- Born: Louis Gabriel Kleineh 1808 Rietberg, Kingdom of Westphalia (present-day Germany)
- Died: 1874 (aged 65–66) Helsinki, Grand Duchy of Finland
- Citizenship: Grand Duchy of Finland;
- Occupations: Hotelier, restaurateur

= Louis Kleineh =

Louis Gabriel Kleineh (1808–1874) was a German-born hotelier and restaurateur in Finland. He played a central role in the development of Helsinki's hotel and restaurant trade in the mid-nineteenth century. He is regarded as the city's first truly significant restaurateur, and over several decades ran the most influential establishments in the Finnish capital, including the Society House (Societetshuset), Brunnshuset, and Hotel Kleineh. Through his work he laid the foundations for later figures in the trade, most notably Carl Kämp.

== Biography ==

=== Background ===
After Helsinki became the capital of the Grand Duchy of Finland — an autonomous part of the Russian Empire — in 1812, and the university was relocated there from Turku in 1828, the city developed a lively cultural and social life. Hotels, restaurants, and cafés gathered around the central administrative districts between Senate Square and the Market Square, and along the Esplanade. The seaside spa at Ulrikasborg and its associated Brunnshuset bathhouse, opened in 1838, became particularly important for tourism.

A pioneer in the trade was Cajsa Wahllund, originally from the Swedish province of Värmland and previously active in Turku. In 1819 she moved to Helsinki, where she ran several hotels and restaurants, including the Old Society House at the Market Square and an outdoor restaurant in Kaisaniemi Park founded in 1837, which came to bear her name. It was into this environment that Louis Kleineh arrived in 1840. Born in Rietberg in Westphalia, he belonged to a family of Prussian origin that had originally borne the name Kleinheinrich. He married Maria Christina Forsell, from a soldier and burgher family in Fredrikshamn, and later became a Finnish citizen. The couple first lived at Sveaborg, the sea fortress off Helsinki, where Kleineh served as steward of the noblemen's club, before settling in the city.

=== The Society House and Brunnshuset ===
Kleineh soon opened his own establishment, the Hôtel de S:t Petersbourg, at Unionsgatan. His professional skill and energy attracted wide admiration, and in 1843 he was appointed manager of the Old Society House. Under his direction it developed into a centre of the capital's cultural and academic life, hosting grand banquets, concerts, and theatrical performances. The Swedish soprano Jenny Lind performed there in 1843, and in 1852 the Society House was the venue for the world premiere of Kung Karls jakt, the first opera composed in Finland, with a libretto by Zacharias Topelius and music by Fredrik Pacius.
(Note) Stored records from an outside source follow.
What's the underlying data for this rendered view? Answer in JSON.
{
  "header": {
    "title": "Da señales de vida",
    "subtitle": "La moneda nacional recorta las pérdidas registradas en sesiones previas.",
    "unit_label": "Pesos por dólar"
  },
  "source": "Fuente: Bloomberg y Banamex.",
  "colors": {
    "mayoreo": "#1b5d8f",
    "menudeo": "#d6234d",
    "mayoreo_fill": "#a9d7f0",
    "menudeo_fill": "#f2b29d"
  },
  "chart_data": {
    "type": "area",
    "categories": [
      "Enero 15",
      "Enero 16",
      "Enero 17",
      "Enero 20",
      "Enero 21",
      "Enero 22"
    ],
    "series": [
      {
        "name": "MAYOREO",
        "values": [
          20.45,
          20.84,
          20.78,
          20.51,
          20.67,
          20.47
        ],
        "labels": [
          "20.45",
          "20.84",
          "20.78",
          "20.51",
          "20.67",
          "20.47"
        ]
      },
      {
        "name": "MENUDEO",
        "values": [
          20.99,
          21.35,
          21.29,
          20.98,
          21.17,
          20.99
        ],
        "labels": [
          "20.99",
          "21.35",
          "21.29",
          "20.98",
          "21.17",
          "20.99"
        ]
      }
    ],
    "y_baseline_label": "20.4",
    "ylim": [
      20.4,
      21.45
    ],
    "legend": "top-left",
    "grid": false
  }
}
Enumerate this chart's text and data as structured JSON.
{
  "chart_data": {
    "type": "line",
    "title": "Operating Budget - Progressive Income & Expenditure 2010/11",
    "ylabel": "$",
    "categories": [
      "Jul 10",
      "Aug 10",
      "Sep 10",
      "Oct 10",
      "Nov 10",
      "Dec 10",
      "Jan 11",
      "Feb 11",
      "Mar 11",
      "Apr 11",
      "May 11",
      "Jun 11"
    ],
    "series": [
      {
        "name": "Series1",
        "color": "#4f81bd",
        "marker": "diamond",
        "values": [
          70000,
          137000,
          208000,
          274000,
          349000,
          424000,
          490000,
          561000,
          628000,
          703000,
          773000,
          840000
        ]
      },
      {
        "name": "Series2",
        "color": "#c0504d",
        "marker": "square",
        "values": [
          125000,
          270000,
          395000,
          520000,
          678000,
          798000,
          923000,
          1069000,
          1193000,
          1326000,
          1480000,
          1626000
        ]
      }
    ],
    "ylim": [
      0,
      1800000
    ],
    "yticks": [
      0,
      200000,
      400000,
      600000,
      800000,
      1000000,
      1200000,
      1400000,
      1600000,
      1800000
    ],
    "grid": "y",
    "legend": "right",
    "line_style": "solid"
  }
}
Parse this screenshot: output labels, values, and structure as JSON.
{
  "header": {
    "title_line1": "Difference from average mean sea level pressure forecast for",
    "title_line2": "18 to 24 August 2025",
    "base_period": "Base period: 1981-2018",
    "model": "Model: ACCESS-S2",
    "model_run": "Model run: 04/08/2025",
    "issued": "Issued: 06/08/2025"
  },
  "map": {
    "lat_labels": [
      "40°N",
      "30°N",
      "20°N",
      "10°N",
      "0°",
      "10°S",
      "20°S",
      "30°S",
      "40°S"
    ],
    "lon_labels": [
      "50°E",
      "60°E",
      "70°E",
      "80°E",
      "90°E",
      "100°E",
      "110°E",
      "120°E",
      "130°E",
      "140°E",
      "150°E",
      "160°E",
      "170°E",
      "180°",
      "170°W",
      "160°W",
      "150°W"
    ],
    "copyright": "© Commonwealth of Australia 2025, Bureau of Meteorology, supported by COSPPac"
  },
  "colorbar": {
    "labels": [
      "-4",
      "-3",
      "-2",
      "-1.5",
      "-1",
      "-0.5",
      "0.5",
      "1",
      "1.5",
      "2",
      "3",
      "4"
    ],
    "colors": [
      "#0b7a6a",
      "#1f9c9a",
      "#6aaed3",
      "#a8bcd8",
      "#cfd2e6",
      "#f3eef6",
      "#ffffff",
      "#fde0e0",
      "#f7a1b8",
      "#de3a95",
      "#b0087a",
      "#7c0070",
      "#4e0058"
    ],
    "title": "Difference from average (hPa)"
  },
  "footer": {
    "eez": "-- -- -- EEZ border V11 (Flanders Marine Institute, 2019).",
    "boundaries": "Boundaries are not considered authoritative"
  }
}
In 1857 the explorer Adolf Erik Nordenskiöld delivered a noted patriotic speech at the Society House that brought him into conflict with the Russian imperial authorities and ultimately led to his exile from Finland.

Alongside his work at the Society House, Kleineh ran the restaurant at Brunnshuset during several summers in the 1840s and 1850s. He worked to develop the area into a popular leisure destination.